Thanks to password reuse, many credential-based attacks use breached password lists from one system, to target another. Government agencies such as NIST, and the NCSC recommend blocking compromised and easily guessable passwords from being used altogether. This is one of the only ways to protect accounts, even if stronger password settings are enforced.

Don’t use secret questions

It is a common practice to set up ‘secret questions’ that can be answered in order to unlock or reset the password on an account.

Secret questions would be things like ‘what is your mother’s maiden name,’ or ‘what was your school mascot.’ Since these types of questions can be vulnerable to social engineering attacks, it is best to avoid them completely.

Consider MFA

One of the best ways you can improve your password security is to implement multi-factor authentication. This is where, in addition to a username and password, other factors are used to verify a user.

For example, this can be a one-time password that is generated specifically for the user on their mobile device during authentication.

Making GDPR compliance simple

Implementing GDPR for your non-EU business may seem like a headache, but the compliance and additional security protections will cover your bases from a legal and cyberattack prevention standpoint. This article sums up the how, why, and when of GDPR compliance if you’re looking for additional intel.

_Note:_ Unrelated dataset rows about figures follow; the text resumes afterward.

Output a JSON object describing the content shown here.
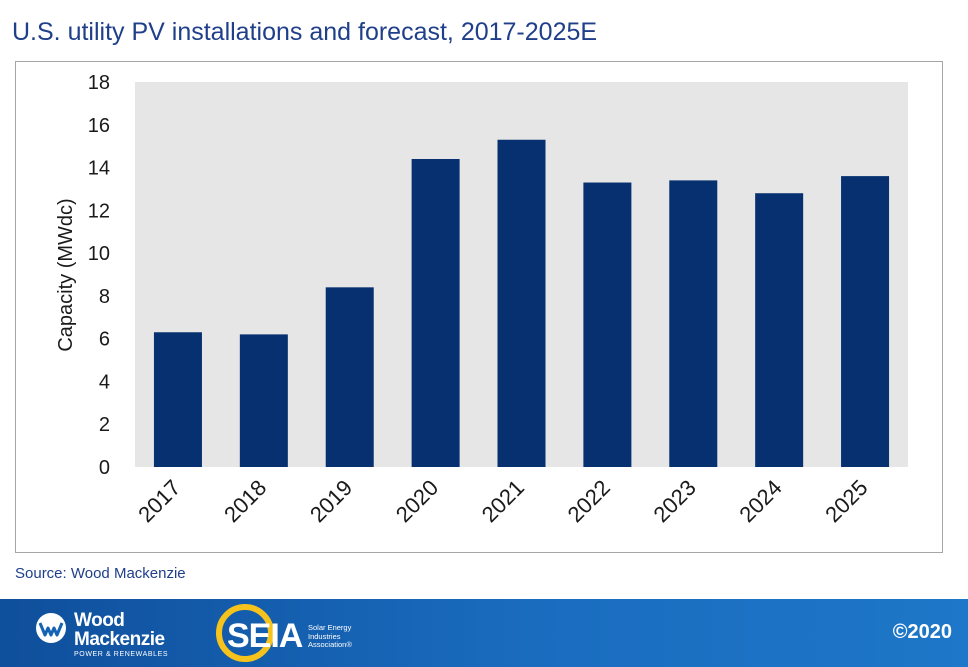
{
  "title": "U.S. utility PV installations and forecast, 2017-2025E",
  "source": "Source: Wood Mackenzie",
  "footer": {
    "wm_name_line1": "Wood",
    "wm_name_line2": "Mackenzie",
    "wm_tagline": "POWER & RENEWABLES",
    "seia_name": "SEIA",
    "seia_tagline": "Solar Energy Industries Association®",
    "copyright": "©2020"
  },
  "colors": {
    "bar": "#06306f",
    "plot_bg": "#e6e6e6",
    "title": "#1f3f8a",
    "footer": "#1563b3"
  },
  "chart_data": {
    "type": "bar",
    "title": "U.S. utility PV installations and forecast, 2017-2025E",
    "ylabel": "Capacity (MWdc)",
    "xlabel": "",
    "categories": [
      "2017",
      "2018",
      "2019",
      "2020",
      "2021",
      "2022",
      "2023",
      "2024",
      "2025"
    ],
    "values": [
      6.3,
      6.2,
      8.4,
      14.4,
      15.3,
      13.3,
      13.4,
      12.8,
      13.6
    ],
    "ylim": [
      0,
      18
    ],
    "yticks": [
      "0",
      "2",
      "4",
      "6",
      "8",
      "10",
      "12",
      "14",
      "16",
      "18"
    ],
    "grid": false,
    "legend": "none"
  }
}
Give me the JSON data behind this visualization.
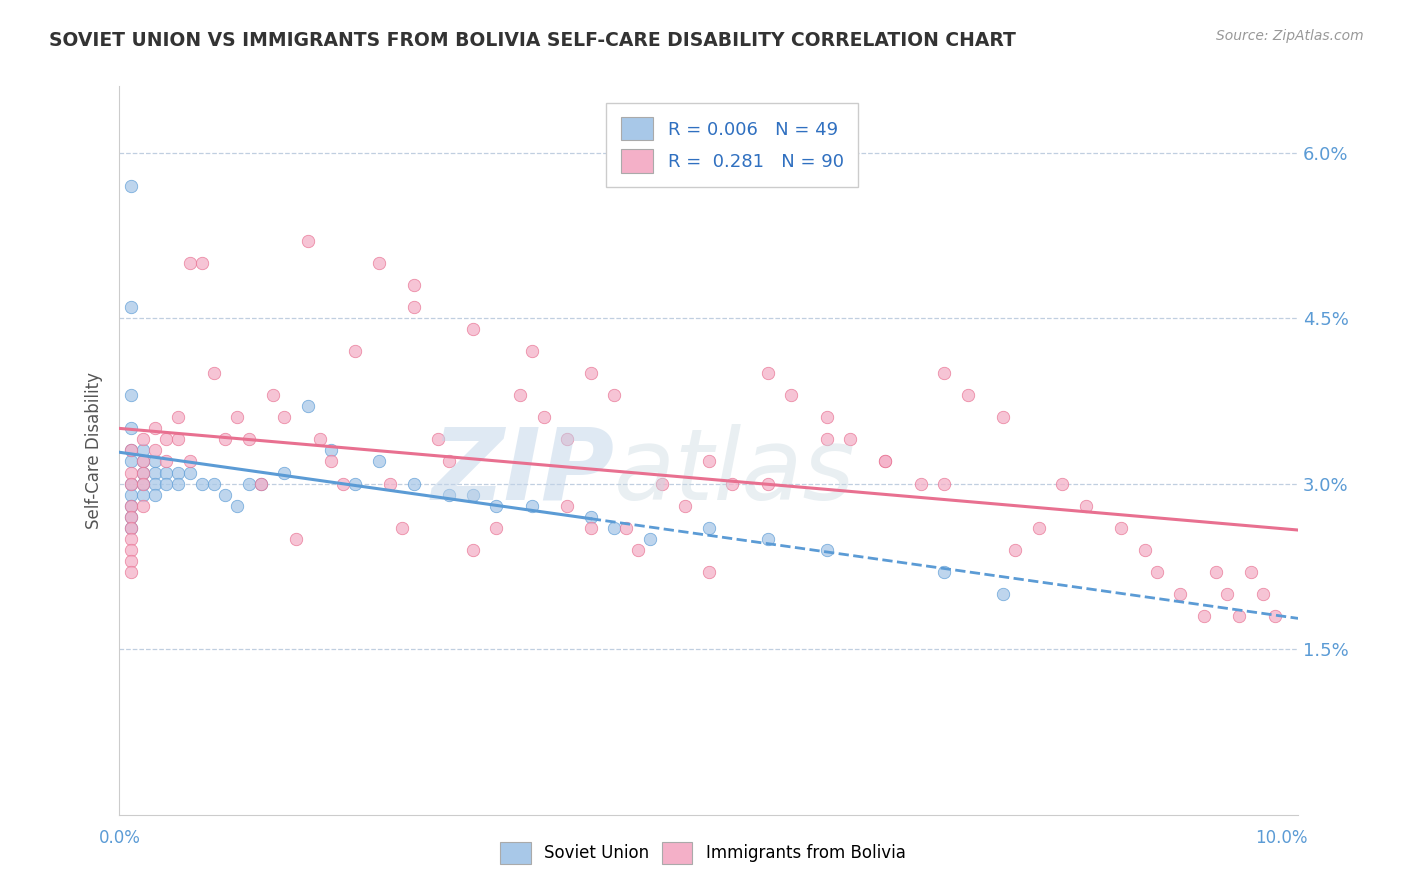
{
  "title": "SOVIET UNION VS IMMIGRANTS FROM BOLIVIA SELF-CARE DISABILITY CORRELATION CHART",
  "source": "Source: ZipAtlas.com",
  "ylabel": "Self-Care Disability",
  "r_soviet": 0.006,
  "n_soviet": 49,
  "r_bolivia": 0.281,
  "n_bolivia": 90,
  "color_soviet": "#a8c8e8",
  "color_bolivia": "#f4b0c8",
  "line_color_soviet": "#5b9bd5",
  "line_color_bolivia": "#e87090",
  "ytick_labels": [
    "6.0%",
    "4.5%",
    "3.0%",
    "1.5%"
  ],
  "ytick_values": [
    0.06,
    0.045,
    0.03,
    0.015
  ],
  "xlim": [
    0.0,
    0.1
  ],
  "ylim": [
    0.0,
    0.066
  ],
  "soviet_x": [
    0.001,
    0.001,
    0.001,
    0.001,
    0.001,
    0.001,
    0.001,
    0.001,
    0.001,
    0.001,
    0.001,
    0.002,
    0.002,
    0.002,
    0.002,
    0.002,
    0.003,
    0.003,
    0.003,
    0.003,
    0.004,
    0.004,
    0.005,
    0.005,
    0.006,
    0.007,
    0.008,
    0.009,
    0.01,
    0.011,
    0.012,
    0.014,
    0.016,
    0.018,
    0.02,
    0.022,
    0.025,
    0.028,
    0.03,
    0.032,
    0.035,
    0.04,
    0.042,
    0.045,
    0.05,
    0.055,
    0.06,
    0.07,
    0.075
  ],
  "soviet_y": [
    0.057,
    0.046,
    0.038,
    0.035,
    0.033,
    0.032,
    0.03,
    0.029,
    0.028,
    0.027,
    0.026,
    0.033,
    0.032,
    0.031,
    0.03,
    0.029,
    0.032,
    0.031,
    0.03,
    0.029,
    0.031,
    0.03,
    0.031,
    0.03,
    0.031,
    0.03,
    0.03,
    0.029,
    0.028,
    0.03,
    0.03,
    0.031,
    0.037,
    0.033,
    0.03,
    0.032,
    0.03,
    0.029,
    0.029,
    0.028,
    0.028,
    0.027,
    0.026,
    0.025,
    0.026,
    0.025,
    0.024,
    0.022,
    0.02
  ],
  "bolivia_x": [
    0.001,
    0.001,
    0.001,
    0.001,
    0.001,
    0.001,
    0.001,
    0.001,
    0.001,
    0.001,
    0.002,
    0.002,
    0.002,
    0.002,
    0.002,
    0.003,
    0.003,
    0.004,
    0.004,
    0.005,
    0.005,
    0.006,
    0.006,
    0.007,
    0.008,
    0.009,
    0.01,
    0.011,
    0.012,
    0.013,
    0.014,
    0.015,
    0.016,
    0.017,
    0.018,
    0.019,
    0.02,
    0.022,
    0.023,
    0.024,
    0.025,
    0.027,
    0.028,
    0.03,
    0.032,
    0.034,
    0.036,
    0.038,
    0.04,
    0.042,
    0.043,
    0.044,
    0.046,
    0.048,
    0.05,
    0.052,
    0.055,
    0.057,
    0.06,
    0.062,
    0.065,
    0.068,
    0.07,
    0.072,
    0.075,
    0.076,
    0.078,
    0.08,
    0.082,
    0.085,
    0.087,
    0.088,
    0.09,
    0.092,
    0.093,
    0.094,
    0.095,
    0.096,
    0.097,
    0.098,
    0.05,
    0.055,
    0.06,
    0.065,
    0.07,
    0.038,
    0.04,
    0.025,
    0.03,
    0.035
  ],
  "bolivia_y": [
    0.033,
    0.031,
    0.03,
    0.028,
    0.027,
    0.026,
    0.025,
    0.024,
    0.023,
    0.022,
    0.034,
    0.032,
    0.031,
    0.03,
    0.028,
    0.035,
    0.033,
    0.034,
    0.032,
    0.036,
    0.034,
    0.05,
    0.032,
    0.05,
    0.04,
    0.034,
    0.036,
    0.034,
    0.03,
    0.038,
    0.036,
    0.025,
    0.052,
    0.034,
    0.032,
    0.03,
    0.042,
    0.05,
    0.03,
    0.026,
    0.048,
    0.034,
    0.032,
    0.024,
    0.026,
    0.038,
    0.036,
    0.034,
    0.04,
    0.038,
    0.026,
    0.024,
    0.03,
    0.028,
    0.022,
    0.03,
    0.04,
    0.038,
    0.036,
    0.034,
    0.032,
    0.03,
    0.04,
    0.038,
    0.036,
    0.024,
    0.026,
    0.03,
    0.028,
    0.026,
    0.024,
    0.022,
    0.02,
    0.018,
    0.022,
    0.02,
    0.018,
    0.022,
    0.02,
    0.018,
    0.032,
    0.03,
    0.034,
    0.032,
    0.03,
    0.028,
    0.026,
    0.046,
    0.044,
    0.042
  ]
}
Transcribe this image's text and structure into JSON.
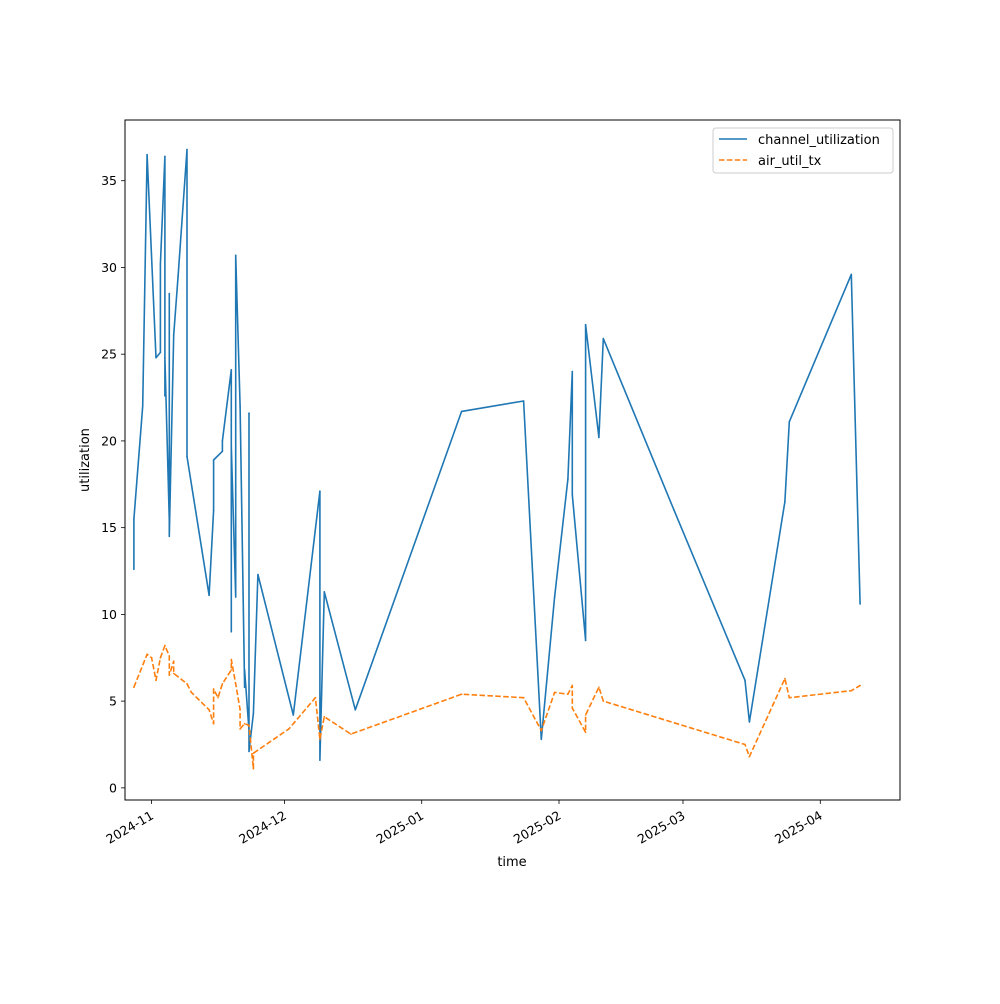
{
  "chart_data": {
    "type": "line",
    "title": "",
    "xlabel": "time",
    "ylabel": "utilization",
    "xlim": [
      "2024-10-26",
      "2025-04-19"
    ],
    "ylim": [
      -0.7,
      38.5
    ],
    "x_ticks": [
      {
        "date": "2024-11-01",
        "label": "2024-11"
      },
      {
        "date": "2024-12-01",
        "label": "2024-12"
      },
      {
        "date": "2025-01-01",
        "label": "2025-01"
      },
      {
        "date": "2025-02-01",
        "label": "2025-02"
      },
      {
        "date": "2025-03-01",
        "label": "2025-03"
      },
      {
        "date": "2025-04-01",
        "label": "2025-04"
      }
    ],
    "y_ticks": [
      0,
      5,
      10,
      15,
      20,
      25,
      30,
      35
    ],
    "grid": false,
    "legend_position": "top-right",
    "series": [
      {
        "name": "channel_utilization",
        "color": "#1f77b4",
        "dash": "solid",
        "points": [
          [
            "2024-10-28",
            12.6
          ],
          [
            "2024-10-28",
            15.5
          ],
          [
            "2024-10-30",
            22.0
          ],
          [
            "2024-10-31",
            36.5
          ],
          [
            "2024-11-02",
            24.8
          ],
          [
            "2024-11-03",
            25.1
          ],
          [
            "2024-11-03",
            30.2
          ],
          [
            "2024-11-04",
            36.4
          ],
          [
            "2024-11-04",
            22.6
          ],
          [
            "2024-11-04",
            24.8
          ],
          [
            "2024-11-05",
            15.4
          ],
          [
            "2024-11-05",
            28.5
          ],
          [
            "2024-11-05",
            14.5
          ],
          [
            "2024-11-06",
            26.1
          ],
          [
            "2024-11-07",
            29.5
          ],
          [
            "2024-11-09",
            36.8
          ],
          [
            "2024-11-09",
            19.1
          ],
          [
            "2024-11-14",
            11.1
          ],
          [
            "2024-11-15",
            16.0
          ],
          [
            "2024-11-15",
            18.9
          ],
          [
            "2024-11-17",
            19.4
          ],
          [
            "2024-11-17",
            20.0
          ],
          [
            "2024-11-19",
            24.1
          ],
          [
            "2024-11-19",
            9.0
          ],
          [
            "2024-11-19",
            19.7
          ],
          [
            "2024-11-20",
            11.0
          ],
          [
            "2024-11-20",
            19.4
          ],
          [
            "2024-11-20",
            30.7
          ],
          [
            "2024-11-21",
            22.0
          ],
          [
            "2024-11-22",
            5.8
          ],
          [
            "2024-11-22",
            6.8
          ],
          [
            "2024-11-23",
            3.3
          ],
          [
            "2024-11-23",
            21.6
          ],
          [
            "2024-11-23",
            2.1
          ],
          [
            "2024-11-24",
            4.3
          ],
          [
            "2024-11-25",
            12.3
          ],
          [
            "2024-12-03",
            4.2
          ],
          [
            "2024-12-09",
            17.1
          ],
          [
            "2024-12-09",
            1.6
          ],
          [
            "2024-12-10",
            11.3
          ],
          [
            "2024-12-17",
            4.5
          ],
          [
            "2025-01-10",
            21.7
          ],
          [
            "2025-01-24",
            22.3
          ],
          [
            "2025-01-28",
            2.8
          ],
          [
            "2025-01-31",
            11.0
          ],
          [
            "2025-02-03",
            17.8
          ],
          [
            "2025-02-04",
            24.0
          ],
          [
            "2025-02-04",
            16.9
          ],
          [
            "2025-02-07",
            8.5
          ],
          [
            "2025-02-07",
            26.7
          ],
          [
            "2025-02-10",
            20.2
          ],
          [
            "2025-02-11",
            25.9
          ],
          [
            "2025-02-27",
            16.0
          ],
          [
            "2025-03-15",
            6.2
          ],
          [
            "2025-03-16",
            3.8
          ],
          [
            "2025-03-24",
            16.5
          ],
          [
            "2025-03-25",
            21.1
          ],
          [
            "2025-04-08",
            29.6
          ],
          [
            "2025-04-10",
            10.6
          ]
        ]
      },
      {
        "name": "air_util_tx",
        "color": "#ff7f0e",
        "dash": "dashed",
        "points": [
          [
            "2024-10-28",
            5.8
          ],
          [
            "2024-10-31",
            7.7
          ],
          [
            "2024-11-01",
            7.5
          ],
          [
            "2024-11-02",
            6.2
          ],
          [
            "2024-11-03",
            7.5
          ],
          [
            "2024-11-04",
            8.2
          ],
          [
            "2024-11-05",
            7.6
          ],
          [
            "2024-11-05",
            6.5
          ],
          [
            "2024-11-06",
            7.3
          ],
          [
            "2024-11-06",
            6.6
          ],
          [
            "2024-11-09",
            6.0
          ],
          [
            "2024-11-10",
            5.5
          ],
          [
            "2024-11-14",
            4.5
          ],
          [
            "2024-11-15",
            3.7
          ],
          [
            "2024-11-15",
            5.7
          ],
          [
            "2024-11-16",
            5.2
          ],
          [
            "2024-11-17",
            6.0
          ],
          [
            "2024-11-19",
            6.8
          ],
          [
            "2024-11-19",
            7.4
          ],
          [
            "2024-11-20",
            6.0
          ],
          [
            "2024-11-21",
            4.5
          ],
          [
            "2024-11-21",
            3.4
          ],
          [
            "2024-11-22",
            3.7
          ],
          [
            "2024-11-23",
            3.6
          ],
          [
            "2024-11-24",
            1.1
          ],
          [
            "2024-11-24",
            2.0
          ],
          [
            "2024-12-02",
            3.4
          ],
          [
            "2024-12-08",
            5.2
          ],
          [
            "2024-12-09",
            2.8
          ],
          [
            "2024-12-10",
            4.1
          ],
          [
            "2024-12-16",
            3.1
          ],
          [
            "2025-01-10",
            5.4
          ],
          [
            "2025-01-24",
            5.2
          ],
          [
            "2025-01-28",
            3.3
          ],
          [
            "2025-01-31",
            5.5
          ],
          [
            "2025-02-03",
            5.4
          ],
          [
            "2025-02-04",
            5.9
          ],
          [
            "2025-02-04",
            4.6
          ],
          [
            "2025-02-07",
            3.2
          ],
          [
            "2025-02-07",
            4.2
          ],
          [
            "2025-02-10",
            5.8
          ],
          [
            "2025-02-11",
            5.0
          ],
          [
            "2025-03-15",
            2.5
          ],
          [
            "2025-03-16",
            1.8
          ],
          [
            "2025-03-24",
            6.3
          ],
          [
            "2025-03-25",
            5.2
          ],
          [
            "2025-04-08",
            5.6
          ],
          [
            "2025-04-10",
            5.9
          ]
        ]
      }
    ]
  }
}
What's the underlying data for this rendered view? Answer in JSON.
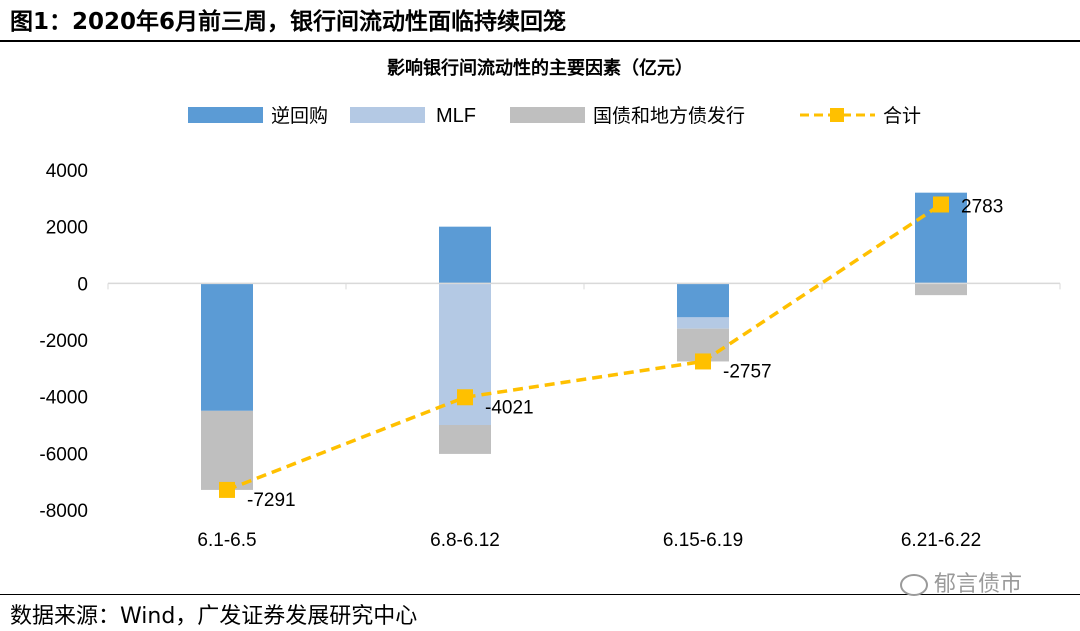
{
  "figure_title": "图1：2020年6月前三周，银行间流动性面临持续回笼",
  "source": "数据来源：Wind，广发证券发展研究中心",
  "watermark": "郁言债市",
  "colors": {
    "reverse_repo": "#5b9bd5",
    "mlf": "#b4c9e4",
    "bond_issuance": "#bfbfbf",
    "total": "#ffc000"
  },
  "chart_data": {
    "type": "bar",
    "stacked": true,
    "title": "影响银行间流动性的主要因素（亿元）",
    "categories": [
      "6.1-6.5",
      "6.8-6.12",
      "6.15-6.19",
      "6.21-6.22"
    ],
    "series": [
      {
        "name": "逆回购",
        "values": [
          -4500,
          2000,
          -1200,
          3200
        ]
      },
      {
        "name": "MLF",
        "values": [
          0,
          -5000,
          -400,
          0
        ]
      },
      {
        "name": "国债和地方债发行",
        "values": [
          -2791,
          -1021,
          -1157,
          -417
        ]
      }
    ],
    "line_series": {
      "name": "合计",
      "values": [
        -7291,
        -4021,
        -2757,
        2783
      ]
    },
    "data_labels": [
      "-7291",
      "-4021",
      "-2757",
      "2783"
    ],
    "ylim": [
      -8000,
      4000
    ],
    "yticks": [
      4000,
      2000,
      0,
      -2000,
      -4000,
      -6000,
      -8000
    ],
    "ytick_labels": [
      "4000",
      "2000",
      "0",
      "-2000",
      "-4000",
      "-6000",
      "-8000"
    ],
    "legend_position": "top"
  }
}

When you’re implementing a password policy for your AD with GDPR compliance in mind it’s a good idea to use a 3-rd party tool to help your password policy reach your entire end-user directory.

My favorite is Specops Password Policy which can help you block breached and other compromised passwords from Active Directory. During a password change in Active Directory, this service will block and notify users if the password they have chosen is found in a list of leaked passwords and provides dynamic feedback for password compliance. Specops Password Policy makes it easy to keep out vulnerable passwords and comply with the latest password guidelines.

GDPR compliance
Specops Password Policy keeps your policies organized and easily configurable

Using a password policy tool not only helps with GDPR compliance in preventing unauthorized access to information, it keeps your internal AD infrastructures organized and safe. Specops Password Policy extends the functionality of Group Policy and simplifies the management of fine-grained password policies for a simpler approach to password security and compliance.

Whether you’re using a password policy tool or educating end-users manually GDPR compliance can be an asset to any security infrastructure regardless of location, and don’t forget it’s mandatory if you’re storing and EU citizen data.